Y sin más, Agnes se levantó y salió del palacio dejando a los monarcas boquiabiertos, sin poder reaccionar. Se subió al carruaje y gritó a quien fuera:

— ¡Llévame con mi padre!

Un BUIIIIMP volvió a sonar. Y entonces Agnes estuvo de vuelta en la carroza del aeropuerto que funcionaba con monedas. Salió, con su ropa normal, y se acercó a su padre, quien seguía hablando por teléfono, ajeno a todo lo que sucedía a su alrededor.
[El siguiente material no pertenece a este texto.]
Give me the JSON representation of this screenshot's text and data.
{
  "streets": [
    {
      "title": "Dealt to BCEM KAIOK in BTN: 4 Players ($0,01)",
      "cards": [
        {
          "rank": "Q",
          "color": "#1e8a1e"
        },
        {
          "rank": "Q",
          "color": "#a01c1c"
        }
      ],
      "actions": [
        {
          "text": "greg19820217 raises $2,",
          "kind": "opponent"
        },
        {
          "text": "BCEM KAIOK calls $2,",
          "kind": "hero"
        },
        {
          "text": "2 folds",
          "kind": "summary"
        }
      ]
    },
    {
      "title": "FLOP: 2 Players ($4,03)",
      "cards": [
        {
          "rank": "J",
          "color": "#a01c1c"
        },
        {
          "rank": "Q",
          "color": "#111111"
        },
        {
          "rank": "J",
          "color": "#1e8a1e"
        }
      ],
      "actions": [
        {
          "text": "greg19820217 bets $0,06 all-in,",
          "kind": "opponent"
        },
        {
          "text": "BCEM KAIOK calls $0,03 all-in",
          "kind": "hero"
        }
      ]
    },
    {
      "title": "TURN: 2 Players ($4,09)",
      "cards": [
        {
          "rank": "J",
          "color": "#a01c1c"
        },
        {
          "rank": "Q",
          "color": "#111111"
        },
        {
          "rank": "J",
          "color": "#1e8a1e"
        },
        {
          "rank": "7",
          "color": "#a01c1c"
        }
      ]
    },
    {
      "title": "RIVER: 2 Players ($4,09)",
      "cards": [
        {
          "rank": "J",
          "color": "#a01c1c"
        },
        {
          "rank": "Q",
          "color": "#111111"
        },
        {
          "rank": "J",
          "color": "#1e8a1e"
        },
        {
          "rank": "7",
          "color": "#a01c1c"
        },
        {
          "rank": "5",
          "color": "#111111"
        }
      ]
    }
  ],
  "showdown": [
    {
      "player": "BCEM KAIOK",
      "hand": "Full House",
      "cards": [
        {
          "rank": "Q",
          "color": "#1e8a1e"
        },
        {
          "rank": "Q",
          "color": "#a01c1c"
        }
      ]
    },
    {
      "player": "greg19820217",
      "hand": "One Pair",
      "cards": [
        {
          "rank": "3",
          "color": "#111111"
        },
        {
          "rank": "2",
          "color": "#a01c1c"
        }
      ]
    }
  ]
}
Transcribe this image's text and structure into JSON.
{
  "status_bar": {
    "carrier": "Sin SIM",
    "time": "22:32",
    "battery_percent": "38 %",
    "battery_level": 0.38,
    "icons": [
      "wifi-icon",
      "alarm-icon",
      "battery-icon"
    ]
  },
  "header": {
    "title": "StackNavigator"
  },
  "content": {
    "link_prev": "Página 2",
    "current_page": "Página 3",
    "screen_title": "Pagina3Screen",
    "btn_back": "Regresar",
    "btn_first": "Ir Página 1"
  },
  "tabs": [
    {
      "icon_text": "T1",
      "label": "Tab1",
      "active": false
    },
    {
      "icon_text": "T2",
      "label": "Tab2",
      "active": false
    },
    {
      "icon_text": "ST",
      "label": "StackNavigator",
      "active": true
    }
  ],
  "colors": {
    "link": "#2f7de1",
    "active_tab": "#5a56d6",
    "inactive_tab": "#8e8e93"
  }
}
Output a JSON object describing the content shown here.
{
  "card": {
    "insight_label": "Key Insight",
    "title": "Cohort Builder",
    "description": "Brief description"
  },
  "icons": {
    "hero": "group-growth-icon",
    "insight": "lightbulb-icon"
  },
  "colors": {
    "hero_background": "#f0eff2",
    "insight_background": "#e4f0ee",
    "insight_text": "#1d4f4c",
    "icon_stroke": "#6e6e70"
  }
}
― Bla, bla, bla, bla, bla...

― Papá, ¿a que no sabes qué?

― Bla, bla, bla, bla...

―¿Puedes darme más monedas? ―preguntó el padre.

— Bla, bla, bla, bla...

Sin embargo, el padre mecánicamente metió la mano en el bolsillo y se sacó algunas monedas, más que antes. Se las dio

― Gracias ―dijo la niña.

Y sin esperar, regresó a donde estaba la carroza. Se subió en ella y enseguida sonó el BUIIIIIIMP de las otras veces. Luego se vio nuevamente vestida de princesa, esta vez al menos el vestido era azul cielo. Pero no iba sola en el carruaje. Junto a ella había otras cuatro princesas, que no dejaban de mirarla. 

― ¿De dónde sales? ―preguntó una princesa vestida de rojo.

―  Eres una plebeya ―le espetó otra princesa vestida de verde.

No hubo más conversaciones. El carruaje se detuvo y se abrió la puerta. Alguien fuera hizo un gesto a las cinco princesas para que salieran. Las cinco obedecieron y siguieron un pasillo entre flores, al final del cual, dentro de un jardín real, se encontraba un príncipe sobre un estrado. Este, al menos, era guapo y no se comía mocos. Un personaje de la corte, tal vez el visir, dijo a las cinco princesas:

― Y ahora, princesas, hagan fila para que las vea bien el príncipe y dejen que elija a una de ustedes como su futura esposa.

― ¡Alto ahí! ―gritó Agnes.

Todos los ojos se dirigieron hacia ella.

― No he venido aquí para que me elijan como quien elige una mascota.

Todos se quedaron sin palabras. Y antes de que nadie pudiera reaccionar, se recogió las faldas y regresó al carruaje. Se subió ligera y dijo:

— Con mi padre otra vez.

¡BUIIIIMP! Y el carruaje volvió a ser de monedas, sin caballos que tirasen de él, fijo en el aeropuerto. Agnes se bajó rápidamente y corrió hacia el banco donde se había sentado su padre.

Pero el padre no estaba.

Miró los paneles de los vuelos y vio con horror que el avión que iban a tomar ya había despegado. ¡¡Pero lo peor fue que su padre se había olvidado de ella!! ¡Cómo podía ser tan desconsiderado! ¿Cómo se podía olvidar de su propia hija en el aeropuerto?

Agnes estaba totalmente enojada. Le daría una lección a su padre. Sabía que al cabo de un mes regresaría por ese aeropuerto, porque ese era un viaje que repetía todos los meses. Por tanto, volvió al carruaje, pero antes de entrar del todo, dijo:

― Y ahora, no me lleves a donde tú quieras. Llévame a algún lugar donde las princesas sean guerreras y tengan que salvar a los príncipes.

Luego insertó la última moneda e inmediatamente sonó un ¡BUIIIIMP!